A survey of transformer-based multimodal pre-trained modals
Introduction
The way in which something occurs or is experienced is referred to as its modality, which includes audio, video, image, and text [1]. Multimodal data describing the same or related objects has grown exponentially in recent years. As a result, multimodality has emerged as the primary form of information resource [2]. Human cognitive processes are multimodal in nature. The things we see, hear, and talk are all combined for processing and understanding. Multimodal machine learning approaches are more similar to how humans perceive their surroundings. It must create models to comprehend and manage such multimodal data. Because of the heterogeneity of data, the topic of multimodal machine learning presents some unique challenges. In the traditional unimodal domain, for example, representation learning and feature extraction methods have been relatively well developed in the traditional unimodal domain [3], [4], [5], [6], whereas in the multimodal domain, there is a desire to employ few-shot or zero-shot learning due to the scarcity of high-quality labeled multimodal data.

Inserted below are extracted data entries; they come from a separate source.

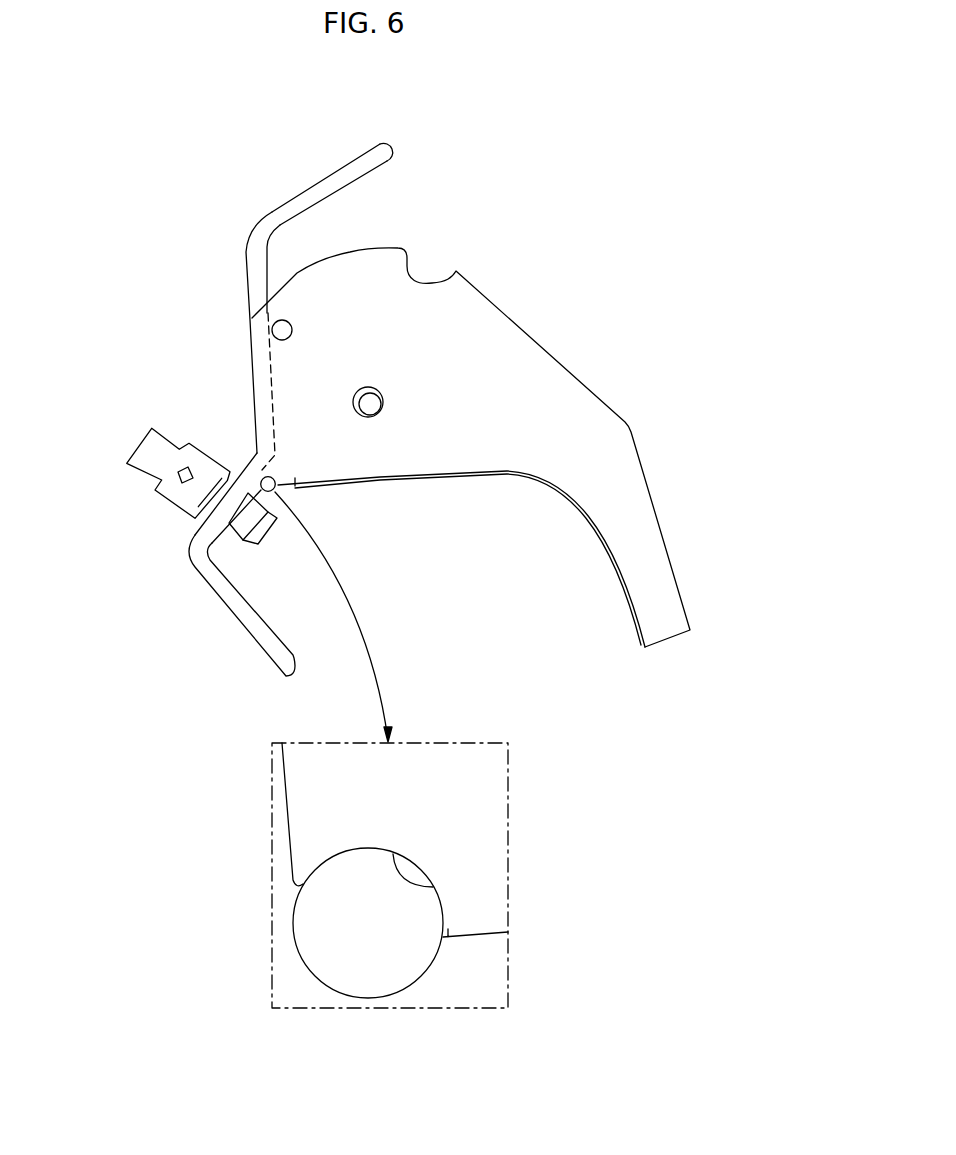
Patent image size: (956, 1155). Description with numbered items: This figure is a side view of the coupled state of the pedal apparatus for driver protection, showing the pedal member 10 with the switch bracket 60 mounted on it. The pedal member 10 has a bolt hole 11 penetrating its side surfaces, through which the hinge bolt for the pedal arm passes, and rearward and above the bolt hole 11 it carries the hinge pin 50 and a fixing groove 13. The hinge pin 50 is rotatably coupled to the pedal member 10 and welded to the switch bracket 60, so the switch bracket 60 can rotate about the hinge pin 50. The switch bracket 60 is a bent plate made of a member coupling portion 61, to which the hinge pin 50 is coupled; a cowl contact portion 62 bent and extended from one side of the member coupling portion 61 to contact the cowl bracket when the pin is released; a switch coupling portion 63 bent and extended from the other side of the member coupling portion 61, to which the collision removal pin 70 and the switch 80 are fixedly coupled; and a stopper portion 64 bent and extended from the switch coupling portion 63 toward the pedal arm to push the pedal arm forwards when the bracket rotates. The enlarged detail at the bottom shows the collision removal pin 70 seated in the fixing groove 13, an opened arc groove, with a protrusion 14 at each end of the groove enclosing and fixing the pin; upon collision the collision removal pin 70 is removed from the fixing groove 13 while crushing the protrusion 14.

The pedal member 10 is at (498, 337).
The bolt hole 11 is at (380, 403).
The fixing groove 13 is at (433, 887).
The protrusion 14 is at (292, 882).
The hinge pin 50 is at (272, 331).
The switch bracket 60 is at (242, 384).
The member coupling portion 61 is at (251, 275).
The cowl contact portion 62 is at (338, 177).
The switch coupling portion 63 is at (207, 532).
The stopper portion 64 is at (260, 640).
The collision removal pin 70 is at (263, 476).
The switch 80 is at (148, 451).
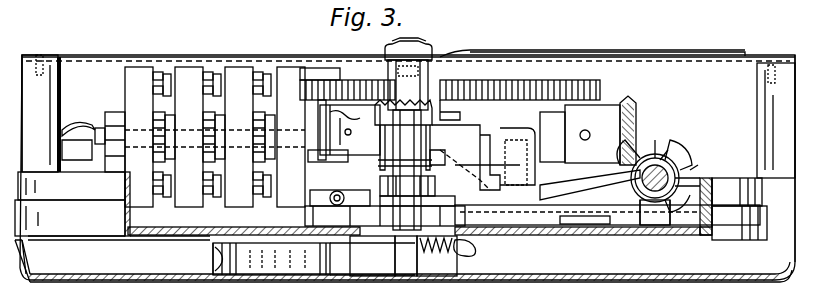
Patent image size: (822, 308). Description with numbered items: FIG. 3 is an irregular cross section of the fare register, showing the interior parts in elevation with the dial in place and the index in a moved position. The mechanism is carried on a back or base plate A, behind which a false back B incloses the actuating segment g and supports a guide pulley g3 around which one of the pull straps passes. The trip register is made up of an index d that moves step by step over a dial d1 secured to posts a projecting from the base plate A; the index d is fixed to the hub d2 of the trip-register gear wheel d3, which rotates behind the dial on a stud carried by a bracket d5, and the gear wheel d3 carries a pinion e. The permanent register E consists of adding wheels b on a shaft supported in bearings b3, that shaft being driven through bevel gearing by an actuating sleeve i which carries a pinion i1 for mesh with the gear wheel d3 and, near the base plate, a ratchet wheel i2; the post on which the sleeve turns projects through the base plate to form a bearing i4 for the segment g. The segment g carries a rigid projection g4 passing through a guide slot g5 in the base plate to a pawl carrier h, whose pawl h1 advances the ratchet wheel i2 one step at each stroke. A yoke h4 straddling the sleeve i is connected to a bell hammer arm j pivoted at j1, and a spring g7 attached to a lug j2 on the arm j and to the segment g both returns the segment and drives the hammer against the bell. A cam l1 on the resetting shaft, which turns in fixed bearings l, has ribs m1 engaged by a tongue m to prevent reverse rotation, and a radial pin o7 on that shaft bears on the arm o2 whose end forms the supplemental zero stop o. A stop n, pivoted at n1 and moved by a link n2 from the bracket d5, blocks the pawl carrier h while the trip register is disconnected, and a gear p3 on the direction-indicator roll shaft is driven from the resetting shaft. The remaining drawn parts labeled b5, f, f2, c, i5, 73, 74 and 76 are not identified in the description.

The back or base plate A is at (168, 228).
The false back B is at (616, 282).
The posts a is at (55, 90).
The adding wheels b is at (288, 67).
The bearings b3 is at (110, 112).
The pinion b5 is at (350, 130).
The permanent register E is at (202, 139).
The lever f is at (88, 156).
The lever arm f2 is at (83, 133).
The index or pointer d is at (673, 50).
The dial d1 is at (112, 57).
The hub d2 is at (440, 75).
The trip-register gear wheel d3 is at (582, 86).
The bracket d5 is at (487, 152).
The supplemental zero stop o is at (408, 80).
The zero stop arm o2 is at (590, 185).
The radial pin o7 is at (682, 148).
The actuating sleeve i is at (403, 165).
The pinion i1 is at (372, 68).
The ratchet wheel i2 is at (407, 189).
The bearing i4 is at (405, 162).
The pin i5 is at (437, 153).
The pawl 73 is at (327, 128).
The spring 74 is at (346, 108).
The ratchet 76 is at (700, 162).
The pawl carrier h is at (385, 216).
The pawl h1 is at (340, 197).
The yoke h4 is at (328, 165).
The actuating segment g is at (355, 272).
The guide pulley g3 is at (236, 280).
The rigid projection g4 is at (372, 256).
The guide slot g5 is at (417, 208).
The spring g7 is at (442, 272).
The bracket c is at (458, 108).
The pinion e is at (466, 150).
The bell hammer arm j is at (465, 170).
The pivot pin j1 is at (515, 132).
The lug j2 is at (478, 246).
The gear p3 is at (636, 106).
The tongue m is at (580, 136).
The ribs m1 is at (698, 180).
The fixed bearings l is at (654, 182).
The cam l1 is at (664, 152).
The stop n is at (548, 228).
The pivot n1 is at (660, 236).
The link n2 is at (575, 228).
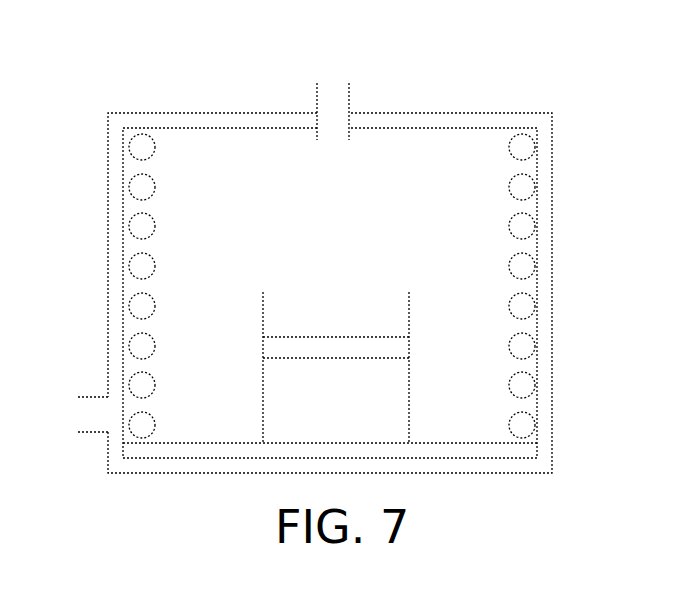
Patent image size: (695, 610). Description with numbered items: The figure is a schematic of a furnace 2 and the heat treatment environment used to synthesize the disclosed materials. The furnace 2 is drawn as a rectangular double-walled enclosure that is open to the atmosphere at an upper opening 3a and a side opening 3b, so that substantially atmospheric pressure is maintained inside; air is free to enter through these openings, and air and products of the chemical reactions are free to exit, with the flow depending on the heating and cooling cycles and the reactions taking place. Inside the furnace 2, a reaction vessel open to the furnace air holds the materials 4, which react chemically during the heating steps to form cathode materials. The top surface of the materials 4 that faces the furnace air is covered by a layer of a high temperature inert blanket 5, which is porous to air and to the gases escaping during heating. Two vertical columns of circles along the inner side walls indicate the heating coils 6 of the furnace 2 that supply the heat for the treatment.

The furnace 2 is at (552, 260).
The opening to atmosphere 3a is at (338, 92).
The opening to atmosphere 3b is at (82, 420).
The materials 4 is at (346, 416).
The high temperature inert blanket 5 is at (295, 345).
The heating coils 6 is at (508, 148).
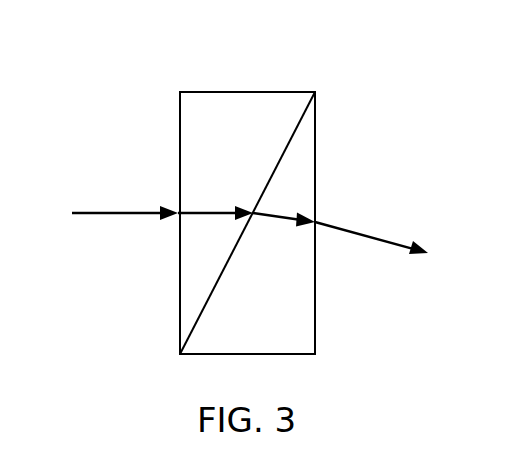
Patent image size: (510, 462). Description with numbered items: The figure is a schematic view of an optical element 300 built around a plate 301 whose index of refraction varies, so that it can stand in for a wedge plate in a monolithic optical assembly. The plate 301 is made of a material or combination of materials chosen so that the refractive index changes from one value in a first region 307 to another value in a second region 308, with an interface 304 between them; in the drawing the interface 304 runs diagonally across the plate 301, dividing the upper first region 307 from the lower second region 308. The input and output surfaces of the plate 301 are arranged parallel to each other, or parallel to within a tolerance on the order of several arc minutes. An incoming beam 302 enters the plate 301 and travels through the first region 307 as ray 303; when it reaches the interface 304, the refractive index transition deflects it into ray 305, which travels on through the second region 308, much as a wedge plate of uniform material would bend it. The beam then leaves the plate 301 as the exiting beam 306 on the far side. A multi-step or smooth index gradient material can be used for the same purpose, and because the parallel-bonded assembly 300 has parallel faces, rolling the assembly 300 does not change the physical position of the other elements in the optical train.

The optical element 300 is at (137, 87).
The plate 301 is at (258, 92).
The incoming beam 302 is at (148, 212).
The ray 303 is at (212, 212).
The interface 304 is at (203, 308).
The ray 305 is at (277, 212).
The output light beam 306 is at (343, 229).
The first region 307 is at (247, 152).
The second region 308 is at (286, 314).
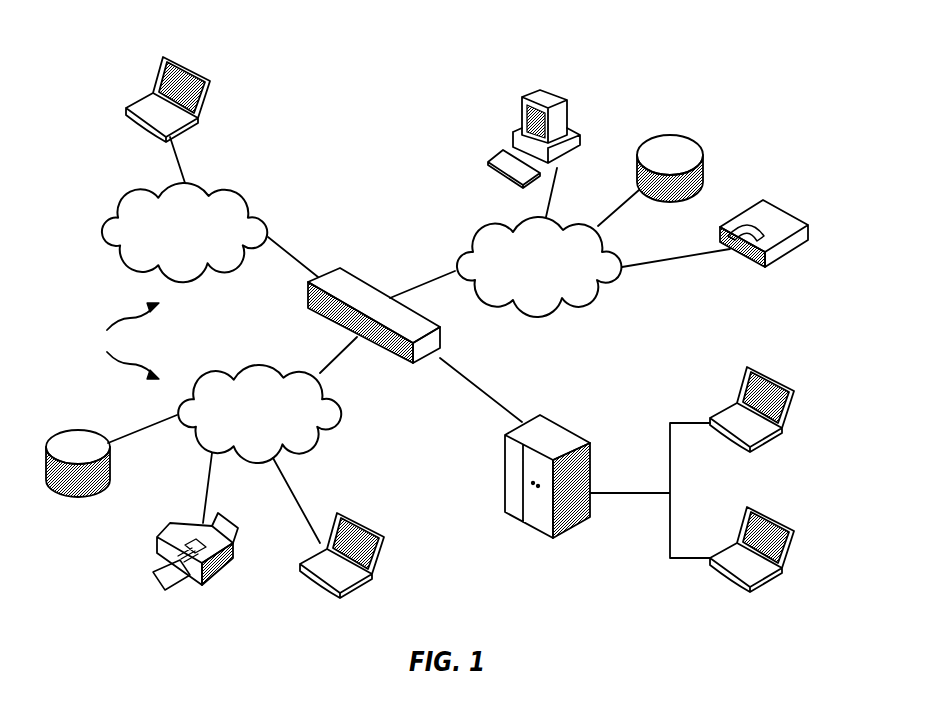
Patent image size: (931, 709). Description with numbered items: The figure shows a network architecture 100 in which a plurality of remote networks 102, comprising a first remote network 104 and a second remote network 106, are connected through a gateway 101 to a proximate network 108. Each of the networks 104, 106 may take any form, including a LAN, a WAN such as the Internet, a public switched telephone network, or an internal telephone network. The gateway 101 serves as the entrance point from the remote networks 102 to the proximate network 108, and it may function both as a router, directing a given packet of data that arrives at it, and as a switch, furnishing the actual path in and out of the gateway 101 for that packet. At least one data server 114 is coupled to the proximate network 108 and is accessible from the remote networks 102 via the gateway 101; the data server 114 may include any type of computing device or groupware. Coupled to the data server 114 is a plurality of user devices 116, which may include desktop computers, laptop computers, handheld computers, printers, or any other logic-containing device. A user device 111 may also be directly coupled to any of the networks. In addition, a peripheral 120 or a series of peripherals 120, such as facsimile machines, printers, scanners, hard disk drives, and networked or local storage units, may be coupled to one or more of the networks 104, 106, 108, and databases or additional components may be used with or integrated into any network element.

The network architecture 100 is at (389, 110).
The gateway 101 is at (397, 362).
The remote networks 102 is at (120, 341).
The first remote network 104 is at (257, 362).
The second remote network 106 is at (247, 197).
The proximate network 108 is at (478, 227).
The user device 111 is at (567, 110).
The data server 114 is at (583, 437).
The user devices 116 is at (207, 73).
The peripheral 120 is at (698, 142).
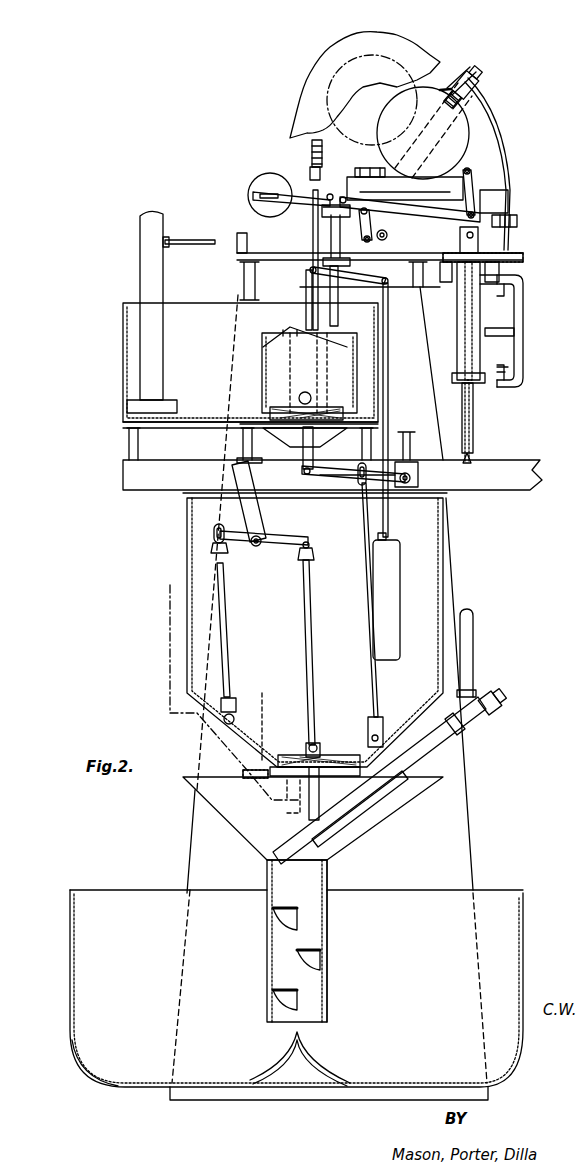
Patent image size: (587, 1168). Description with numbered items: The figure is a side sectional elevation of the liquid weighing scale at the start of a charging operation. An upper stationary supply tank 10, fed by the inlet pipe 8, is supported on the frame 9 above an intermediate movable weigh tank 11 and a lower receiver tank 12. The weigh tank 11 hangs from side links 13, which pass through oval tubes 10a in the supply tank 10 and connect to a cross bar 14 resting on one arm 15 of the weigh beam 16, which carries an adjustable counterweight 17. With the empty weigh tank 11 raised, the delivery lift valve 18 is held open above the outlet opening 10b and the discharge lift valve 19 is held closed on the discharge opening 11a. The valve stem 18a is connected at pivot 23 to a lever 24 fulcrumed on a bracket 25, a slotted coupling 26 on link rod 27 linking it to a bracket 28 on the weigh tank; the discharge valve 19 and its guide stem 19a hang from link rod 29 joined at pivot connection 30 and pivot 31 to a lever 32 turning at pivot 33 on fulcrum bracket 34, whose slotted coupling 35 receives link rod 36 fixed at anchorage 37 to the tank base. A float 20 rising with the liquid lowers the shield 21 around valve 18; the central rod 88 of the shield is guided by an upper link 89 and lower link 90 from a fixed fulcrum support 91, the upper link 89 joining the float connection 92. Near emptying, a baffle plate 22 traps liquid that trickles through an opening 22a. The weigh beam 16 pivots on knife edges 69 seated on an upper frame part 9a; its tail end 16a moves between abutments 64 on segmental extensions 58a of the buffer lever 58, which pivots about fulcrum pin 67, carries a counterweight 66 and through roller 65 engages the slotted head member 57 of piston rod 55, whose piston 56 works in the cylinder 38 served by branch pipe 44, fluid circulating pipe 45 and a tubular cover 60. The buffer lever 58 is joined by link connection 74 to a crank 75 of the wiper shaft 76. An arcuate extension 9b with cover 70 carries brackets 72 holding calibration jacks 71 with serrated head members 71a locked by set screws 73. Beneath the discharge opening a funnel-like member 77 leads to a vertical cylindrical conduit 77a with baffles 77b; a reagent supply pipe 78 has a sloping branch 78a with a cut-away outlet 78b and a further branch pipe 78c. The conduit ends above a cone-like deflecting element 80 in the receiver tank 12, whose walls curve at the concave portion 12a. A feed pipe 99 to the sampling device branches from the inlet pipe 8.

The Transformer [7], which was initially proposed as a sequence-to-sequence model for machine translation, has demonstrated significant performance improvements and gained prominence in deep learning. BERT-bidirectional encoder representations [8] can be regarded as a key milestone in natural language processing (NLP), which utilizes a Transformer network for pre-training on an unlabeled text corpus and achieves state-of-the-art (SOTA) performance on 11 downstream tasks. Later research demonstrates that PTMs based on Transformer can achieve breaking performance on a variety of NLP tasks [9]. As a result, Transformer has established itself as the dominant architecture for NLP, particularly in the context of PTMs.The standard pre-training and fine-tuning methodologies are to train the model on a large amount of training data and then fine-tune it on smaller task-specific datasets for downstream tasks. The pre-training step allows the model to gain the generic representation, which is helpful for downstream tasks.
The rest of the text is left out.